Sorry, we seem to be talking past each other. The bit about etags and unames (which makes having merge a part of the core behavior difficult) felt particularly relevant to me.

The question I'm trying to answer is what behavior would suit an average user best, and that doesn't involve manual management of backends, IMO. You can still implement a merging backend on top of it.

Using one backend at a time would mirror the mechanics of completion-at-point-function, which have been easy to comprehend for major mode authors thus far (just use `add-hook'). Asking a major mode to make a decision whether it will augment their results with etags, seems improper. But else to do that, if the value is a list?

I can enumerate use cases where the lack of availability of grouped elements in completion-at-point-functions was a real problem (basically, yasnippet, which isn't really completion, and file path completion, which has peculiarities that should ideally be tweaked on a per-language-and-project basis; both of these would be nice to have, though). I'm sure there will be corresponding cases with xref, but we haven't touched on those.

On 05/09/2015 12:52 AM, Vitalie Spinu wrote:

I am afraid this is an impossible task.

I think we can get close enough. At least as far as most users are concerned; and offer additional customization for the rest.

These tools live and work in different contexts. They are overlapping in
purpose but each does an unique job in situations in which other 2 are
not even defined. There is only one way to merge them into one "super
tool" - write one that does each of them in in their own application
context.

That description fits the "first one wins" approach as well. Even more so since you wrote "different contexts". An argument against would be stating that there are contexts where we really can't pick which tool to use. Contexts in which they all return equally useful, but different, results together.

Anyways, I am summarizing my point in a final attempt to "make a case";)

   - IMENU operates on what I work, is always up-to date, works with
     non-programming modes (org, latex etc), non-visiting buffers
     (*scratch*) and any project-less file/language what I might open for
     whatever cursory reason. Stuff works out of the box - no tagging, no
     REPL is required.

The quality of Imenu indexing is usually pretty low (lots of duplicates due to methods with the same name), so I'd put it on the last position: use only when we can't find a better alternative.

   - REPLs are good, but work only on loaded files.
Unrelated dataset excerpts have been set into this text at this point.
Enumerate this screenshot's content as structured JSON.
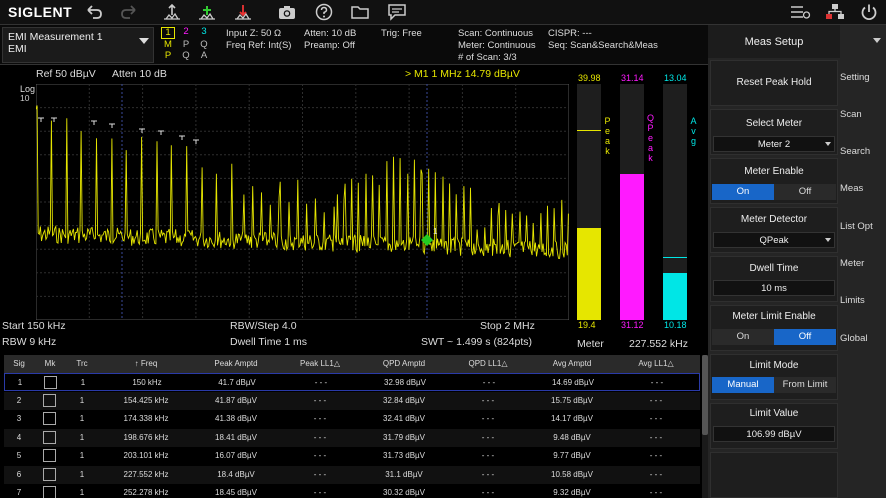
{
  "toolbar": {
    "brand": "SIGLENT"
  },
  "measurement": {
    "title": "EMI Measurement 1",
    "mode": "EMI"
  },
  "traces": {
    "numbers": [
      "1",
      "2",
      "3"
    ],
    "row2": [
      "M",
      "P",
      "Q"
    ],
    "row3": [
      "P",
      "Q",
      "A"
    ]
  },
  "info": {
    "input_z": "Input Z: 50 Ω",
    "freq_ref": "Freq Ref: Int(S)",
    "atten": "Atten: 10 dB",
    "preamp": "Preamp: Off",
    "trig": "Trig: Free",
    "scan": "Scan: Continuous",
    "meter": "Meter: Continuous",
    "num_scan": "# of Scan: 3/3",
    "cispr": "CISPR: ---",
    "seq": "Seq: Scan&Search&Meas"
  },
  "spectrum": {
    "ref": "Ref  50 dBµV",
    "atten": "Atten  10 dB",
    "marker": "> M1   1 MHz   14.79 dBµV",
    "scale_label": "Log",
    "y_ticks": [
      "10",
      "",
      "",
      "",
      "",
      "",
      "",
      "",
      "",
      "",
      "",
      "",
      "",
      ""
    ],
    "start": "Start  150 kHz",
    "rbw": "RBW  9 kHz",
    "rbw_step": "RBW/Step  4.0",
    "dwell": "Dwell Time  1 ms",
    "stop": "Stop  2 MHz",
    "swt": "SWT ~  1.499 s (824pts)",
    "marker_flag": "1"
  },
  "meter_bars": {
    "peak_top": "39.98",
    "qpeak_top": "31.14",
    "avg_top": "13.04",
    "peak_bottom": "19.4",
    "qpeak_bottom": "31.12",
    "avg_bottom": "10.18",
    "peak_label": "Peak",
    "qpeak_label": "QPeak",
    "avg_label": "Avg",
    "meter_label": "Meter",
    "meter_freq": "227.552 kHz",
    "peak_color": "#e6e600",
    "qpeak_color": "#ff1aff",
    "avg_color": "#00e6e6",
    "peak_level": 0.39,
    "qpeak_level": 0.62,
    "avg_level": 0.2
  },
  "table": {
    "headers": [
      "Sig",
      "Mk",
      "Trc",
      "↑  Freq",
      "Peak Amptd",
      "Peak LL1△",
      "QPD Amptd",
      "QPD LL1△",
      "Avg Amptd",
      "Avg LL1△"
    ],
    "rows": [
      {
        "sig": "1",
        "trc": "1",
        "freq": "150 kHz",
        "peak": "41.7 dBµV",
        "peak_ll": "- - -",
        "qpd": "32.98 dBµV",
        "qpd_ll": "- - -",
        "avg": "14.69 dBµV",
        "avg_ll": "- - -"
      },
      {
        "sig": "2",
        "trc": "1",
        "freq": "154.425 kHz",
        "peak": "41.87 dBµV",
        "peak_ll": "- - -",
        "qpd": "32.84 dBµV",
        "qpd_ll": "- - -",
        "avg": "15.75 dBµV",
        "avg_ll": "- - -"
      },
      {
        "sig": "3",
        "trc": "1",
        "freq": "174.338 kHz",
        "peak": "41.38 dBµV",
        "peak_ll": "- - -",
        "qpd": "32.41 dBµV",
        "qpd_ll": "- - -",
        "avg": "14.17 dBµV",
        "avg_ll": "- - -"
      },
      {
        "sig": "4",
        "trc": "1",
        "freq": "198.676 kHz",
        "peak": "18.41 dBµV",
        "peak_ll": "- - -",
        "qpd": "31.79 dBµV",
        "qpd_ll": "- - -",
        "avg": "9.48 dBµV",
        "avg_ll": "- - -"
      },
      {
        "sig": "5",
        "trc": "1",
        "freq": "203.101 kHz",
        "peak": "16.07 dBµV",
        "peak_ll": "- - -",
        "qpd": "31.73 dBµV",
        "qpd_ll": "- - -",
        "avg": "9.77 dBµV",
        "avg_ll": "- - -"
      },
      {
        "sig": "6",
        "trc": "1",
        "freq": "227.552 kHz",
        "peak": "18.4 dBµV",
        "peak_ll": "- - -",
        "qpd": "31.1 dBµV",
        "qpd_ll": "- - -",
        "avg": "10.58 dBµV",
        "avg_ll": "- - -"
      },
      {
        "sig": "7",
        "trc": "1",
        "freq": "252.278 kHz",
        "peak": "18.45 dBµV",
        "peak_ll": "- - -",
        "qpd": "30.32 dBµV",
        "qpd_ll": "- - -",
        "avg": "9.32 dBµV",
        "avg_ll": "- - -"
      }
    ]
  },
  "panel": {
    "title": "Meas Setup",
    "reset": "Reset Peak Hold",
    "select_meter_label": "Select Meter",
    "select_meter_value": "Meter 2",
    "meter_enable_label": "Meter Enable",
    "meter_enable_on": "On",
    "meter_enable_off": "Off",
    "detector_label": "Meter Detector",
    "detector_value": "QPeak",
    "dwell_label": "Dwell Time",
    "dwell_value": "10 ms",
    "limit_enable_label": "Meter Limit Enable",
    "limit_enable_on": "On",
    "limit_enable_off": "Off",
    "limit_mode_label": "Limit Mode",
    "limit_mode_manual": "Manual",
    "limit_mode_from": "From Limit",
    "limit_value_label": "Limit Value",
    "limit_value": "106.99 dBµV"
  },
  "tabs": [
    "Setting",
    "Scan",
    "Search",
    "Meas",
    "List Opt",
    "Meter",
    "Limits",
    "Global"
  ],
  "colors": {
    "trace": "#e6e600",
    "accent": "#1866c8",
    "trace2": "#ff1aff",
    "trace3": "#00e6e6"
  }
}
Usually these cannot
     work with multiple projects or multi-language projects. Cross
     references support is lacking for many REPLs.
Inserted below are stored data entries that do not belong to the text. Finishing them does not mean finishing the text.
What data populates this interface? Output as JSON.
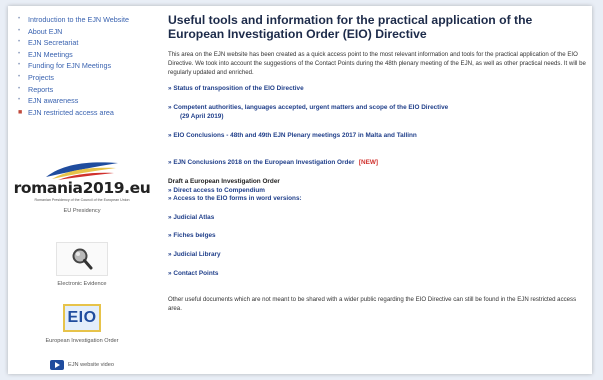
{
  "sidebar": {
    "nav": [
      {
        "label": "Introduction to the EJN Website"
      },
      {
        "label": "About EJN"
      },
      {
        "label": "EJN Secretariat"
      },
      {
        "label": "EJN Meetings"
      },
      {
        "label": "Funding for EJN Meetings"
      },
      {
        "label": "Projects"
      },
      {
        "label": "Reports"
      },
      {
        "label": "EJN awareness"
      },
      {
        "label": "EJN restricted access area"
      }
    ],
    "romania": {
      "logo_text": "romania2019.eu",
      "tagline": "Romanian Presidency of the Council of the European Union",
      "caption": "EU Presidency"
    },
    "electronic_evidence": {
      "caption": "Electronic Evidence"
    },
    "eio": {
      "logo_text": "EIO",
      "caption": "European Investigation Order"
    },
    "video": {
      "label": "EJN website video"
    }
  },
  "main": {
    "title": "Useful tools and information for the practical application of the European Investigation Order (EIO) Directive",
    "intro": "This area on the EJN website has been created as a quick access point to the most relevant information and tools for the practical application of the EIO Directive. We took into account the suggestions of the Contact Points during the 48th plenary meeting of the EJN, as well as other practical needs. It will be regularly updated and enriched.",
    "links": {
      "status": "» Status of transposition of the EIO Directive",
      "competent": "» Competent authorities, languages accepted, urgent matters and scope of the EIO Directive",
      "competent_date": "(29 April 2019)",
      "conclusions_2017": "» EIO Conclusions - 48th and 49th EJN Plenary meetings 2017 in Malta and Tallinn",
      "conclusions_2018": "» EJN Conclusions 2018 on the European Investigation Order",
      "new_badge": "[NEW]",
      "draft_heading": "Draft a European Investigation Order",
      "compendium": "» Direct access to Compendium",
      "word_forms": "» Access to the EIO forms in word versions:",
      "atlas": "» Judicial Atlas",
      "fiches": "» Fiches belges",
      "library": "» Judicial Library",
      "contact": "» Contact Points"
    },
    "footer": "Other useful documents which are not meant to be shared with a wider public regarding the EIO Directive can still be found in the EJN restricted access area."
  },
  "colors": {
    "link": "#203f8a",
    "nav": "#3a63b0",
    "badge": "#d0312d",
    "eio_border": "#e7c34a",
    "eio_text": "#1f4c9e"
  }
}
Multi-language projects are an interesting example. But if there are no references between the source file in different languages (or if there are, how would you handle them?), this case devolves into the situation of having several projects, semantically related.
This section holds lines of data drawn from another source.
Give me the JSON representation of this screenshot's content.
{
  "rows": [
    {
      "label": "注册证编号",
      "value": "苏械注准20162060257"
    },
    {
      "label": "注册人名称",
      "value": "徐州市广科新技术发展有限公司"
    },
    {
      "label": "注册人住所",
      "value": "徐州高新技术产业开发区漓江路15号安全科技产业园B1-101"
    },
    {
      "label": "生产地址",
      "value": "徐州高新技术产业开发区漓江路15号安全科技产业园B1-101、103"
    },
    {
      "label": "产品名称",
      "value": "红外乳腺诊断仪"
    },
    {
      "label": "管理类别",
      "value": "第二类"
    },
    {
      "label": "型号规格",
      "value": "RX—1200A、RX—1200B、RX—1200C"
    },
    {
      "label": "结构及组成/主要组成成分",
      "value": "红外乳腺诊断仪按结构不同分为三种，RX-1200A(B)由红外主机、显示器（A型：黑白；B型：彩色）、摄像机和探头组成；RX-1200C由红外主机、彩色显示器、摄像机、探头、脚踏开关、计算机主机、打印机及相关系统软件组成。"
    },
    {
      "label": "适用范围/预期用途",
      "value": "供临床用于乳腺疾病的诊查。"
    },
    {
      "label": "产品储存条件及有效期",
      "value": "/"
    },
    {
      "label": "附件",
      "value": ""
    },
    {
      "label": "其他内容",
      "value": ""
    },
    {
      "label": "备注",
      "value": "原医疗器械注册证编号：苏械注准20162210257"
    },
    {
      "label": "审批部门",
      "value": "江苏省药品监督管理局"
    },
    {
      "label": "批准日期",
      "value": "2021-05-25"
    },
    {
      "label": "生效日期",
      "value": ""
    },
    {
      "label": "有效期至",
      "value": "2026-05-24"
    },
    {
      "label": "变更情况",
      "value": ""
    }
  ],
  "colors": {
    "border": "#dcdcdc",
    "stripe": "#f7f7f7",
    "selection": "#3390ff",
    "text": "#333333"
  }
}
Personally, I'd just make a "switch to another project" a separate step here.

   - TAGs can support multiple projects but cannot do what Imenu can and
     will never be as smart as REPLs can be. No support for less common
     languages. Limited UI in emacs is a hindrance for common users (I
     cannot comment about ggtags though).

It's not ideal, no argument here. However, being unavailable in buffers without TAGS, or in some languages, means it can be safely skipped in those circumstances. No need to merge.

The above is also the order that I would like to have in my backend
list.

I'm pretty sure Imenu can't be the default backend to use. And you were proposing to show only the results from the first backend in the list, right? Until the user asks for the rest?